Laura se volvió hacia Hennessey. Estaba en el suelo, doblado sobre sí mismo, con las manos anudadas en su nuca y las piernas cruzadas en los tobillos. Lo miró con la boca abierta, luego miró de nuevo al mar.

Otro misil. Se deslizaba justo por encima de las olas, con el brillo de su chorro iluminando las rizadas aguas con la brevedad de un destello. Golpeó.

Una catastrófica explosión en las bodegas. Las escotillas saltaron libres de sus sujeciones y se alzaron girando sobre sí mismas en el aire como llameantes dominós. Tras ellas brotaron géiseres de fuego. El barco se tambaleó como un elefante alcanzado por un disparo.

La cubierta se inclinó, lentamente, inexorablemente, mientras la gravedad los aferraba como el fin del mundo. El vapor brotaba con un hedor a agua de mar escaldada. Laura cayó de rodillas y resbaló.

Hennessey se había arrastrado hasta la borda de proa. Se sujetaba a ella con un codo y le hablaba a algo…, un teléfono de campaña militar. Hizo una pausa, sacó de un tirón su larga antena y siguió hablando. Alegremente. Vio que ella lo miraba y le hizo un gesto. ¡Salte! ¡Nade!

Ella se puso de nuevo en pie tambaleante, deseando ciegamente lanzarse sobre él y matarle. Estrangularle, arrancarle los ojos con las uñas. La cubierta cayó bajo ella como un ascensor roto y Laura se vio de nuevo en el suelo, arañándose las rodillas. Casi perdió el salvavidas.

Sus tobillos estaban mojados. Se volvió. El mar estaba subiendo en la parte de proa por encima de la borda de estribor. Grises y feas olas, llenas de restos de todas clases. El barco había sido eviscerado, y estaba derramando sus tripas al mar.

El miedo la abrumó. Un pánico mezclado con el deseo de vivir. Rasgó y se despojó del sari que la envolvía. Sus sandalias habían desaparecido hacía rato. Se pasó el anillo del salvavidas por la cabeza y hombros. Luego trepó a la borda, se apoyó en ella y saltó.

El agua la envolvió, cálida y empapante. El anochecer se estaba apoderando rápidamente del cielo, pero el resplandor del barco iluminaba el estrecho como si fuera un campo de batalla.

Otra explosión menor, y un destello de luz iluminó el único bote salvavidas del barco. Hennessey lo había matado. Buen Dios, ¡iban a matarlos
a todos ellos
! ¿Cuánta gente…, un centenar, ciento cincuenta? ¡Habían sido conducidos como ganado a alta mar para ser sacrificados allí! ¡Quemados y ahogados, como una plaga!

Un zumbido resonó furioso justo sobre su cabeza. Notó el viento en su empapado pelo.

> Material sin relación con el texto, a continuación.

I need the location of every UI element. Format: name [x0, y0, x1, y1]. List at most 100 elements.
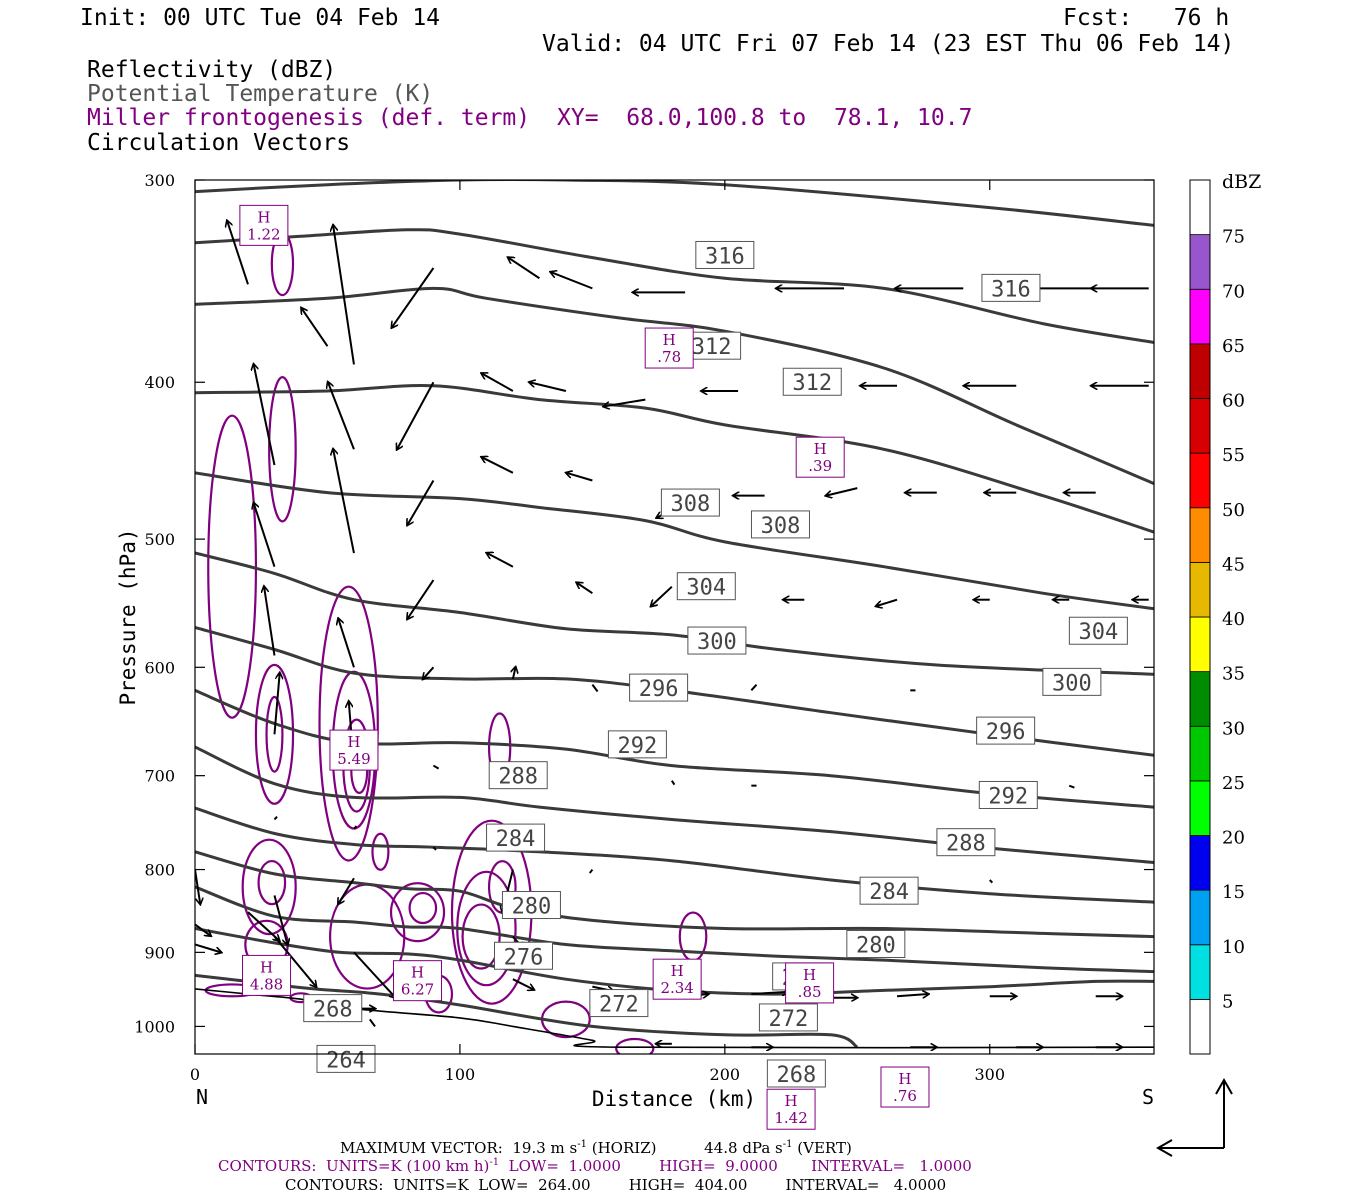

Comprobó que el salvavidas estaba firmemente sujeto bajo sus sobacos y empezó a nadar enérgicamente.

El mar parecía estar hirviendo. Pensó en tiburones. De pronto las opacas profundidades debajo de sus desnudas piernas se llenaron de presencias acechantes. Nadó más vigorosamente, hasta que las fuerzas del pánico la abandonaron para dejar paso a un helado shock. Se volvió y miró.

Estaba hundiéndose. La popa lo último, alzada por encima del nivel del mar entre los últimos restos de sibilantes llamas, como una distante lápida iluminada por velas. Lo contempló durante una eterna serie de largos y resonantes latidos de su corazón. Luego desapareció, hundido en la nada y en la oscuridad.

La noche era nublada. La oscuridad descendió sobre ella como un sudario. El torbellino del hundimiento la alcanzó y la hizo girar como una boya.